New battery. Car starts, but will not move forward or reverse.
My Mitsubishi lancer 2003 was undriven for about a year. The battery died so i just
replaced it. When I started it the car started and is running, but the battery and parking
brake light on. It is a manual transmission, so when I put it in first gear or reverse the car
only rev but the speed stays at zero. The parking brake was newly maintained as well as
the starter before I stopped driving the car a year ago. I check the new battery with a
battery charger and it was low so I recharged it, but the car still shows the battery &
parking brake lights and I cannot drive forward or reverse.
Please help. What else should I check?
Brakes could be seized to rotors or drums. Jack up vehicle and try to spin each wheel by hand. Note that vehicle will need to be in neutral for front wheels to spin and the parking brake will have to be released for rear wheels to spin. Also is your an automatic or standard model? As far as the lights to make sure the battery connections are clean and tight.
Thanks dandyyoun, I will try that later today. It is an OZ Rally standard. The shift stick shifts from 1st gear to fifth gear and reverse gear fine, without any issue. My car is currently parked on my driveway which is slightly tilted. My Lancer will roll backwards on my driveway since it is a standard, so I always have in neutral or first gear and put the parking brakes (E brakes) on.
Ok if it rolls it's not a brake seize issue.
If you have it in gear and e brake released will it still roll? If so possibly clutch slipping or slave cylinder not releasing pressure on thro out bearing causing the clutch to slip. Just a thought though.
Thanks dandyoun, your rely was really helpful! The brakes really was seized. My neighbour a crossed the street saw me trying to un-seized the brake today, so he came over with a circular metal pipe and a hammer and tapped my drum brakes and front disc brakes the wheels un-seized itself. He then asked me to start my car and tapped my alternator and the battery and parking brake lights turned off. I then had to rev in reverse and in first gear above 4,000 rev in order to get the car moving. The speed odometer still stayed at zero, but eventually started to move when I rev over 4,000 rev in 1st, 2nd, and 3rd gear. If I rev lower than 4,000 it nearly moved at all in each gears. Eventually it started to work normally. Thank you so much for you input and help. I greatly appreciate it.
I currently have another question: this all start when I let Mitsubishi service my car and my car has never been the same since. My car makes a "tick tick tick" sound when the car is in motion, when I accelerate, or when I am reversing. The car is fine and no issue when it is idle and running. Only then the car starts moving then the sound starts. Had a Mitsubishi tech student look at it and a small shop mechanic look at it they replace the arm and strut and other stuff, but noise still continue. Thanks in advance!

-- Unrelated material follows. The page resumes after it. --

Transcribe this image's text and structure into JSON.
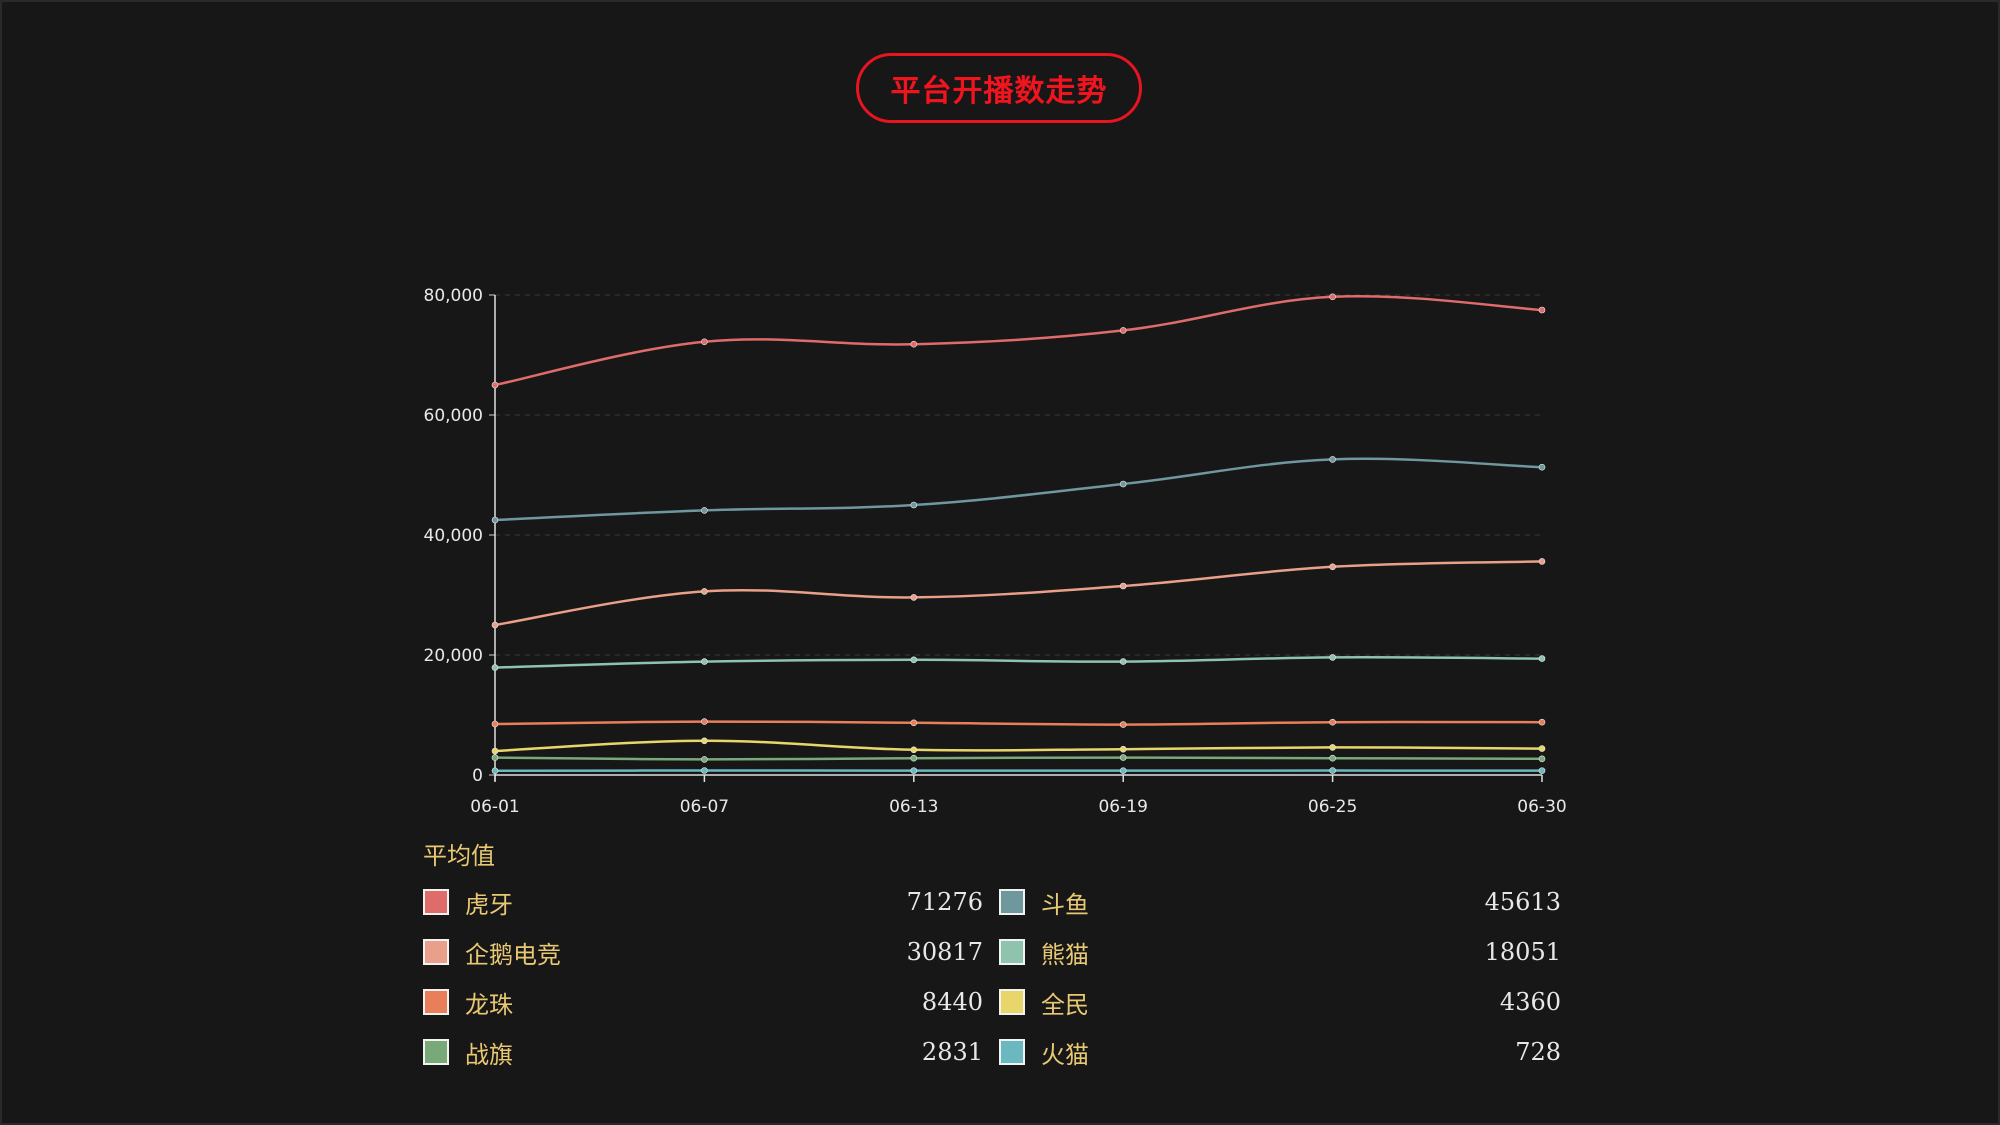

Glad you got it moving. The tick sounds could be any number of things. Cv joints, brake pads or wheel bearings to name a few. Can you tell from which wheel the noise is coming from?
The brake pads and wheel bearing were checked back then. The CV joints they didn't look at or mention. I read online that it is something that needs to be dealt with ASAP. I mostly do not have the knowledge to fix it. Is it easy or hard to fix? The noise Is coming from the front wheels, sometimes I hear it on the left passenger side, this time I heard it on the driver side. One of the people looking at my car at year or two ago regarding this issue suggested it maybe the catalytic converter. He was the one checking the brake pads and wheel bearing and he replaced some other parts on the wheel area trying to fix the issue at hand. Cost of labour and part was start to cost more than the value of the car so I stop letting him keep trying.
Sorry for the incorrect grammar, the auto-correct on this iPad keeps changing some words automatically after I go and fixed the words
Mine does the same thing. Auto correct is not always correct. Lol. Visually inspect the boots of cv joints. Are they cracked? Is grease coming out of them? If so it's probably time to replace them. When you make a slow tight turn does the sound get louder? If so cv joint issues.
Sorry for the delay in replying back. When I drive it for a while the sounds reduces a bit, But It does makes the noise when I make the turns or go in the lower speeds and the sound does get loud again. You can hear the sound inside the car, but if I have the windows open you don't hear it as much from the outside of the car. There is no issue with the clutch or shift stick works perfectly. My friend across the street said that my transmission maybe low on oil. i haven't got the chance to look at the cv joints yet, will have to wait awhile until I do. When I do get the time to check it, I will respond back on here regarding the cv joints. Thanks again so much for helping me out. This cars value now a days is around $1,000 or more and only has 100,000km on it, and I don't really want to spend more than its worth to fix it.